ISTANBUL (Reuters) - Turkish President Tayyip Erdogan declared his opposition to the central bank’s interest rate corridor policy in comments reported on Friday and reaffirmed his view that interest rates cause inflation, “not tomatoes, not pepper”.
His remarks to journalists on his plane returning from a trip to Africa suggested Erdogan was not going to let up on criticism of monetary policy even as the lira languishes near record lows, partly on concern about central bank independence.
The central bank uses a “corridor” of multiple borrowing and lending rates to adjust monetary policy and has faced pressure from Erdogan, a fierce opponent of high interest rates, to keep credit costs down to boost flagging growth.
“I am somebody who defends the ending of the floor and ceiling interest rate and just leaving the policy rate,” the mass circulation Hurriyet newspaper cited Erdogan as saying.
“Raising interest rates influences the exchange rate and inflation in a negative way,” he said when asked about his views on the central bank’s latest policy moves and lira weakness.
The central bank pushed up the cost of borrowing this week but left its policy rate on hold in an unorthodox move that disappointed investors hoping for a significant rate hike to support the lira.
Erdogan’s comments are likely to deepen investor concerns about government pressure on the central bank. Ratings agency Fitch downgraded Turkey’s sovereign debt to “junk” late on Friday, snuffing out its last remaining investment grade.

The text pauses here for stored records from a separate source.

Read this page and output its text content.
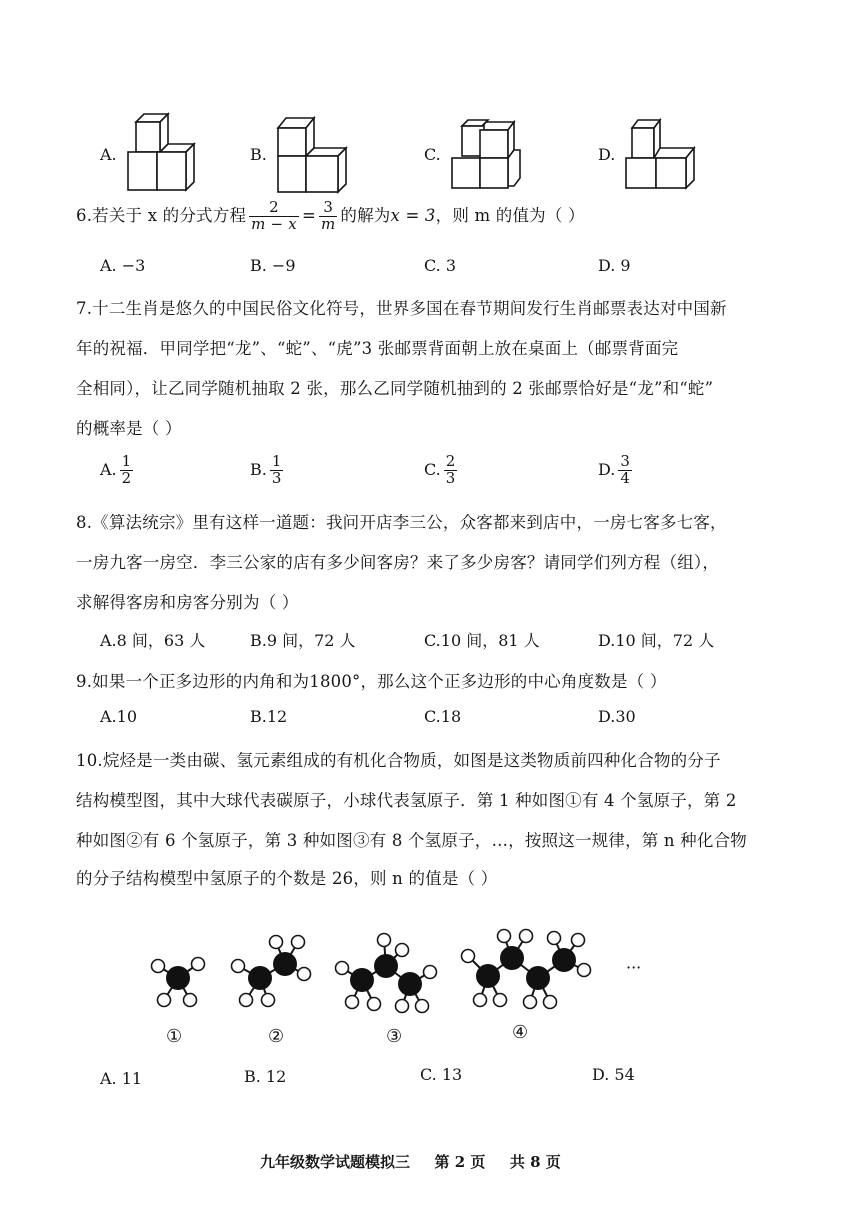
A.	B.	C.	D.
6.若关于 x 的分式方程 $\frac{2}{m - x} = \frac{3}{m}$ 的解为x = 3，则 m 的值为（ ）
A. −3	B. −9	C. 3	D. 9
7.十二生肖是悠久的中国民俗文化符号，世界多国在春节期间发行生肖邮票表达对中国新
年的祝福．甲同学把“龙”、“蛇”、“虎”3 张邮票背面朝上放在桌面上（邮票背面完
全相同），让乙同学随机抽取 2 张，那么乙同学随机抽到的 2 张邮票恰好是“龙”和“蛇”
的概率是（ ）
A. $\frac{1}{2}$	B. $\frac{1}{3}$	C. $\frac{2}{3}$	D. $\frac{3}{4}$
8.《算法统宗》里有这样一道题：我问开店李三公，众客都来到店中，一房七客多七客，
一房九客一房空．李三公家的店有多少间客房？来了多少房客？请同学们列方程（组），
求解得客房和房客分别为（ ）
A.8 间，63 人	B.9 间，72 人	C.10 间，81 人	D.10 间，72 人
9.如果一个正多边形的内角和为1800°，那么这个正多边形的中心角度数是（ ）
A.10	B.12	C.18	D.30
10.烷烃是一类由碳、氢元素组成的有机化合物质，如图是这类物质前四种化合物的分子
结构模型图，其中大球代表碳原子，小球代表氢原子．第 1 种如图①有 4 个氢原子，第 2
种如图②有 6 个氢原子，第 3 种如图③有 8 个氢原子，…，按照这一规律，第 n 种化合物
的分子结构模型中氢原子的个数是 26，则 n 的值是（ ）
···
①	②	③	④
A. 11	B. 12	C. 13	D. 54
九年级数学试题模拟三 第 2 页 共 8 页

That cut came hours after rival agency Standard & Poor’s surprised investors by lowering its outlook for Turkey to “negative” from “stable”. The moves by both agencies underscore the uncertainty about politics and monetary policy in what was once a star emerging market.
“Political and security developments have undermined economic performance and institutional independence,” Fitch said. “Undue influence on the central bank has prevented it from hitting its inflation target.”
Erdogan's comments weighed on the lira TRYTOM=D3, which fell as far as 3.9115 to the U.S. dollar on Friday, approaching its all-time low of 3.9417.
“The market’s concern with regard to monetary policy independence is negatively affecting lira today,” said Ibrahim Aksoy, HSBC Asset management strategist in Istanbul.
“After President Erdogan’s comments, the market may further question the effectiveness of the CBRT’s liquidity and swap operations on the lira,” he added, referring to the central bank.
The government has sought to tame spikes in volatile food prices in recent months, but Erdogan appeared to play down the issue, voicing a stance on interest rates at odds not only with orthodox economics but also with the mandate of his own central bank.
“Interest rates are the cause, inflation is the result. Don’t look anywhere else. Not tomatoes, not pepper, it’s all claptrap. The main cause of this is interest rates,” he was quoted as saying.
Turkey’s central bank law mandates that the bank’s primary objective is to maintain price stability. Central banks traditionally use interest rate increases to rein in prices.
However, Turkey’s central bank has lately resorted to other, less effective tools to drive up borrowing costs. Such moves, dubbed “covert tightening” by some economists, have heightened the perception the central bank may be less than independent, some market participants have said.
The central bank raised its overnight lending rate by 75 basis points to 9.25 percent and its late liquidity window rate by 1 percentage point to 11 percent on Tuesday, lifting borrowing costs at the two main channels through which it is now funding the market.
The latest moves came after efforts by the bank to implement a simplification of policy last year, narrowing the interest rate corridor with the aim of moving towards a single rate.